Пищали, шипели, поправляет он сам себя. Их ликвидировали, они исчезли, он настаивает.
Но сначала — главное. Он находит в столовой бар и быстро его обшаривает. Полбутылки бурбона, больше ничего, только пустая тара. Сигарет тоже нет. Наверное, семья была некурящая, а может, сигареты утащил тот, кто был здесь до него.
— Иди ты на хер, — говорит он серванту из мореного дуба.
Потом по застеленной ковром лестнице на цыпочках поднимается на второй этаж. Почему так тихо, будто и впрямь грабитель? Так получается. Разумеется, в доме живут люди, они спят. Разумеется, если он будет шуметь, они проснутся. Но он понимает, что это глупо.

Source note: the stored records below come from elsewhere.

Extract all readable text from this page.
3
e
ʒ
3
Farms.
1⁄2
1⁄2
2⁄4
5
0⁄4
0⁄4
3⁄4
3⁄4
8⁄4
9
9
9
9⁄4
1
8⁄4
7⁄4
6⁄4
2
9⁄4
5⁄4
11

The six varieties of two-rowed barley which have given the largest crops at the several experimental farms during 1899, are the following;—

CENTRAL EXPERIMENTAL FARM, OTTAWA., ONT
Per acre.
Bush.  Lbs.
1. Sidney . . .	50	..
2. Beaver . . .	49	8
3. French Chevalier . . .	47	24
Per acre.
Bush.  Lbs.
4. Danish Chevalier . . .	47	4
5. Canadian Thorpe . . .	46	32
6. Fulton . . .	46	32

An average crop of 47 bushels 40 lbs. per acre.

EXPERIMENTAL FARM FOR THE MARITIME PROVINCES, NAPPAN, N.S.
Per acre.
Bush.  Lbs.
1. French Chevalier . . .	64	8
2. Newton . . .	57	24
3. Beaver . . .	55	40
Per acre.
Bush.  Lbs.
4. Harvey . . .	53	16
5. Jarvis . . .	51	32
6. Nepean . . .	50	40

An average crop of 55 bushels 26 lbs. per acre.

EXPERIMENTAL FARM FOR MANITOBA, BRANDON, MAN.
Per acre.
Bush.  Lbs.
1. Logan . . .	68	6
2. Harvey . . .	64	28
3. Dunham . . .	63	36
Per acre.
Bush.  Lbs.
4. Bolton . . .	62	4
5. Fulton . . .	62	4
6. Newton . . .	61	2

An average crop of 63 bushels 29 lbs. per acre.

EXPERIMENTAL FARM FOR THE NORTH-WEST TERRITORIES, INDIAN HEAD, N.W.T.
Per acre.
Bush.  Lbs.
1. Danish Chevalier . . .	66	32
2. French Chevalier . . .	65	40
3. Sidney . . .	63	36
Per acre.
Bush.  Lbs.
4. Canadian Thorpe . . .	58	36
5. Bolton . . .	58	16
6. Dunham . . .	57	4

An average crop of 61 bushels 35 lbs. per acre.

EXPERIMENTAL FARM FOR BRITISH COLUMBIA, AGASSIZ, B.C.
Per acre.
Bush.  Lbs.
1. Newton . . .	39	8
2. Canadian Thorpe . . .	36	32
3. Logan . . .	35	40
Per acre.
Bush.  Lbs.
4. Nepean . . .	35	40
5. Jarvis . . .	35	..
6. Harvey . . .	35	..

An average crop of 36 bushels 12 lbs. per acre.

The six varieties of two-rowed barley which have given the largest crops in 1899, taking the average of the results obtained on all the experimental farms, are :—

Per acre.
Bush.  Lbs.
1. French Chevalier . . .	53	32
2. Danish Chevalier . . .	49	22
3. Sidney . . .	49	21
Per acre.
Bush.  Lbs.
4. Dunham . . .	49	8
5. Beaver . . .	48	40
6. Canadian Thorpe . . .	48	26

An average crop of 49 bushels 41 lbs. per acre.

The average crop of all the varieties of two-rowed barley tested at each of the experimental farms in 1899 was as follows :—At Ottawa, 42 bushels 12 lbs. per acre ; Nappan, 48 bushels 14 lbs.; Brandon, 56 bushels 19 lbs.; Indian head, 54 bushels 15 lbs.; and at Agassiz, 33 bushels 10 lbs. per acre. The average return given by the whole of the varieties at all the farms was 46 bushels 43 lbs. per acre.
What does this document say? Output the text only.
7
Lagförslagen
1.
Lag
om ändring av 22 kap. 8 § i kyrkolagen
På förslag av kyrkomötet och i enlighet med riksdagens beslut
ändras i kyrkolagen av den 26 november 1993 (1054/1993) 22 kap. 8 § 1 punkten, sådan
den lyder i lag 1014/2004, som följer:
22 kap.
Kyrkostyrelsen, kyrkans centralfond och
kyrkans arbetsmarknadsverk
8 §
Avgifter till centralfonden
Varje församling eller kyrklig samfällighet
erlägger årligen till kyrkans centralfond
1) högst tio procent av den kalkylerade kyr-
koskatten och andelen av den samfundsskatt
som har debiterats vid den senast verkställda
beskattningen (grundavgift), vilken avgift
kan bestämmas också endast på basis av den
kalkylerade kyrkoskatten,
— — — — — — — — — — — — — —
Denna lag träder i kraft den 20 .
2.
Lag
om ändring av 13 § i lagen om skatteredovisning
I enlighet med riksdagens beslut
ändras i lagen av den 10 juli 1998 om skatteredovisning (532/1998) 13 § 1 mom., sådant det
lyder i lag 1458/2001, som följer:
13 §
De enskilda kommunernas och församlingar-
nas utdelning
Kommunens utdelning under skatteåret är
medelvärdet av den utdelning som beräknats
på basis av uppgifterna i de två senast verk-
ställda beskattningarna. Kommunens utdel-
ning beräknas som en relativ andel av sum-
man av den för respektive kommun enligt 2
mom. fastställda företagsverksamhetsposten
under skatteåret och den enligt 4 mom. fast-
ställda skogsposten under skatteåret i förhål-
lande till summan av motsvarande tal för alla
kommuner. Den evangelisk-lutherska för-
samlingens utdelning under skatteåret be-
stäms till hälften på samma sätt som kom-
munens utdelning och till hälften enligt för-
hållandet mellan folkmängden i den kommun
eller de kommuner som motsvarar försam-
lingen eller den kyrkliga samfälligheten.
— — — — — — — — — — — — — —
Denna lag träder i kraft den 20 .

В ванной комнате на буром кафеле растянулся мужчина — точнее, то, что от него осталось. В полосатой пижаме, сине-малиновой. Странно, думает Снежный человек, почему, едва появляется опасность, люди мчатся в ванную. Видимо, в этих домах ванная была чем-то вроде святилища, там всегда можно помедитировать в одиночестве. А также поблевать, поистекать кровью из глаз, высрать собственные кишки и безнадежно пошарить в аптечке, ища таблетку, которая тебя спасет.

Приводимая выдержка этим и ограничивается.